The morning comes and there is her. She is there most mornings, sometimes solid and sometimes soft, but never real. I don't want to be awake but the garbage truck outside crows its terrible suburban alarm as it claws through the street.
Before I open my eyes I count the stairs to Mat's apartment through the sound her shoes made on the wet asphalt. One two three four five six open. I am in my bed with a bad taste in my mouth. I cannot recognize it but I know that it has been there before. Perhaps this is the way my parents' house tastes. Guilt, boredom, nostalgia perhaps. Definitely a strong dose of sour copper. I do not know.
This is my room. For the first time I look around. Sometime since this past Christmas my mother must have taken my posters down, which is fine. The walls are the same color and the windows are clean. My books are still on their shelves, which I am happy about. They haven't been touched. My alarm clock is still there. The hands still tick but the time lies.
I look for the time elsewhere but I left my phone in my truck. Without knowing the time I cannot find a reason to put my feet on the ground, but the strange familiarity of my old bed and old painted walls is not comfortable. I stretch and pull on my jeans with the bottoms wet and grey and gritty from the rain and the rooftop. I cuff them and put on a shirt.
In the mirror, I catch my face. I'd had no reason to shave for some time and a beard grew. A funeral is a reason to shave so I search for a razor. I find my father's in his bathroom, next to tweezers and a bottle of pills. I am going to read what's on the bottle but decide against it. The razor has my father's short hairs in between the blades. He claimed to have never had more than shadow on his face and was proud of this. Shaved every day of my adulthood he said. I wipe his grey hairs from the blade with my thumb. I lather up in my own bathroom. I need scissors to make it easier to shave but I don't want to look for them so I just hack through the hair with the razor. It hurts a bit but I manage to only cut myself twice.

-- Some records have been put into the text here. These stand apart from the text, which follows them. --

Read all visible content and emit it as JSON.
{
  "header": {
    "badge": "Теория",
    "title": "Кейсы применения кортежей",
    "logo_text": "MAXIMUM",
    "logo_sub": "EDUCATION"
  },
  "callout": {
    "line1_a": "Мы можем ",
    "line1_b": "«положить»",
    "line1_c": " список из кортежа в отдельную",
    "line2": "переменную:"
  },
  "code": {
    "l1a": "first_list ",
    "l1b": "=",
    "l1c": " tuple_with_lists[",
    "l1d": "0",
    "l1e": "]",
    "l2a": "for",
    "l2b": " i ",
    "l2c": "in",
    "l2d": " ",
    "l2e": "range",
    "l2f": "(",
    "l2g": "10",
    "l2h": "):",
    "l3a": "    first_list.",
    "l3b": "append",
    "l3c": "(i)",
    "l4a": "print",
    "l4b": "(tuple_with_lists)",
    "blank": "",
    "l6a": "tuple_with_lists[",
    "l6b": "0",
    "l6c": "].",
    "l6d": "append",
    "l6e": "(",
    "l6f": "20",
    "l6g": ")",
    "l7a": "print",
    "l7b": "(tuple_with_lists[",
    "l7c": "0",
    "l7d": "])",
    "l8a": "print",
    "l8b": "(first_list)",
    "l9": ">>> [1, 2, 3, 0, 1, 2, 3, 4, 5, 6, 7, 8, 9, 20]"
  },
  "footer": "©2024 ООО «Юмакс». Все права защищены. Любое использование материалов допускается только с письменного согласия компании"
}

In the mirror, I watch the blood pool into a drip and fall into the tangle of hairs and cream in the sink bowl. I hear my mother call my name from downstairs. I don't answer. As I am rinsing my face, I hear her come up the stairs to stand in the doorway.
"Ah, there's the son I know," she says. "I hardly recognized you with that beard."
I try to smile but I catch the way it looks in the mirror and I quickly stop it.